Rage, rage against the dying of the light all you want, says Charla Krupp.
You’ll find me contemplating the sunset by the pool, the New Yorker and mojito in hand.
But Krupp’s not buying it. By her predictions, I won’t be able to afford that pool. I may not be able to keep my job much past 40 because I look OL.
”Youth is associated with fresh ideas,” says Krupp, sitting outside at the Biltmore Hotel during a South Florida book tour.
Krupp makes the case that if you look OL, you appear at odds with society’s crosscurrents. You are a faded rose. Desiccated fruit. A goner.
Charla, this is the stuff that makes feminists throw up.

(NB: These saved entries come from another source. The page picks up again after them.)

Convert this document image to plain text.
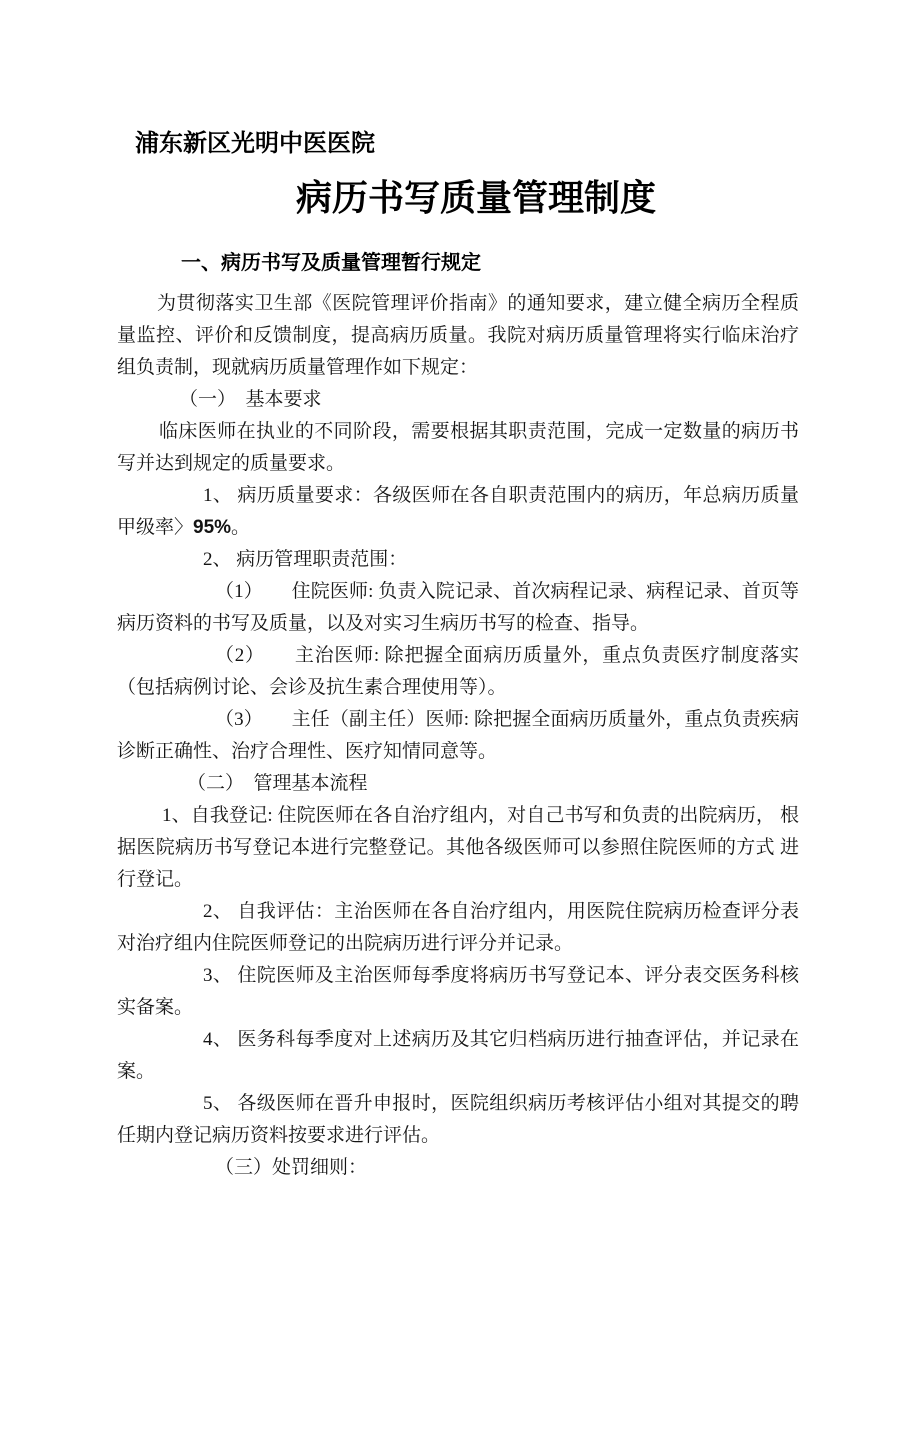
浦东新区光明中医医院
病历书写质量管理制度
一、病历书写及质量管理暂行规定

为贯彻落实卫生部《医院管理评价指南》的通知要求，建立健全病历全程质量监控、评价和反馈制度，提高病历质量。我院对病历质量管理将实行临床治疗组负责制，现就病历质量管理作如下规定：

（一）　基本要求

临床医师在执业的不同阶段，需要根据其职责范围，完成一定数量的病历书写并达到规定的质量要求。

1、 病历质量要求：各级医师在各自职责范围内的病历，年总病历质量甲级率〉95%。

2、 病历管理职责范围：

（1）　　住院医师: 负责入院记录、首次病程记录、病程记录、首页等病历资料的书写及质量，以及对实习生病历书写的检查、指导。

（2）　　主治医师: 除把握全面病历质量外，重点负责医疗制度落实（包括病例讨论、会诊及抗生素合理使用等）。

（3）　　主任（副主任）医师: 除把握全面病历质量外，重点负责疾病诊断正确性、治疗合理性、医疗知情同意等。

（二）　管理基本流程

1、自我登记: 住院医师在各自治疗组内，对自己书写和负责的出院病历， 根据医院病历书写登记本进行完整登记。其他各级医师可以参照住院医师的方式 进行登记。

2、 自我评估：主治医师在各自治疗组内，用医院住院病历检查评分表对治疗组内住院医师登记的出院病历进行评分并记录。

3、 住院医师及主治医师每季度将病历书写登记本、评分表交医务科核实备案。

4、 医务科每季度对上述病历及其它归档病历进行抽查评估，并记录在案。

5、 各级医师在晋升申报时，医院组织病历考核评估小组对其提交的聘任期内登记病历资料按要求进行评估。

（三）处罚细则：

She fixes me with perfectly primped eyes — no clumpy mascara or thick black liner here.
”I am the most ardent feminist you will find in your entire life,” she says with fresh intensity. “I am saying women should be so unapologetic, so fierce, so unambivalent, so intense about conquering the world. And be great looking, too.”
”More women are single in this demographic, and more will live to 100 than ever before,” she says. “The economy’s in a downturn. People are losing their jobs. They need to reinvent themselves. No one’s hiring people in their 50s. They need to look young!”
Apparently, things aren’t so dire everywhere. Take France, she says. A certain mystique follows older woman. But here, on this side of the Atlantic, Krupp thinks graying eyebrows can get you booted from the corner office, even if the boss won’t come right out and say so.
‘In Hollywood, the euphemism is, `You don’t have an edge,’ ” Krupp says. In the magazine world, she says, it’s “We want someone who can go on TV and sell it.”
Her ideal isn’t about wearing a size 6. It’s about avoiding the stylistic blunders that mark you as out-of-touch.
“I’m not saying you should look like a beauty queen. But you want to look like you know what’s going on in the world.”
In other words, if you’re not ”with it,” as they say, you’re ”out of it.” And being out of it is going to bite you in the butt some day soon. Especially if you don’t stop tucking in that blouse.
Krupp’s not a maverick. She’s not trying to change the world. She sees herself as merely helping us better maneuver through it.
And along those lines, there’s not a snowball’s chance that she’s revealing her age.
”Because it doesn’t do me any good,” she says. “People are so ageist.”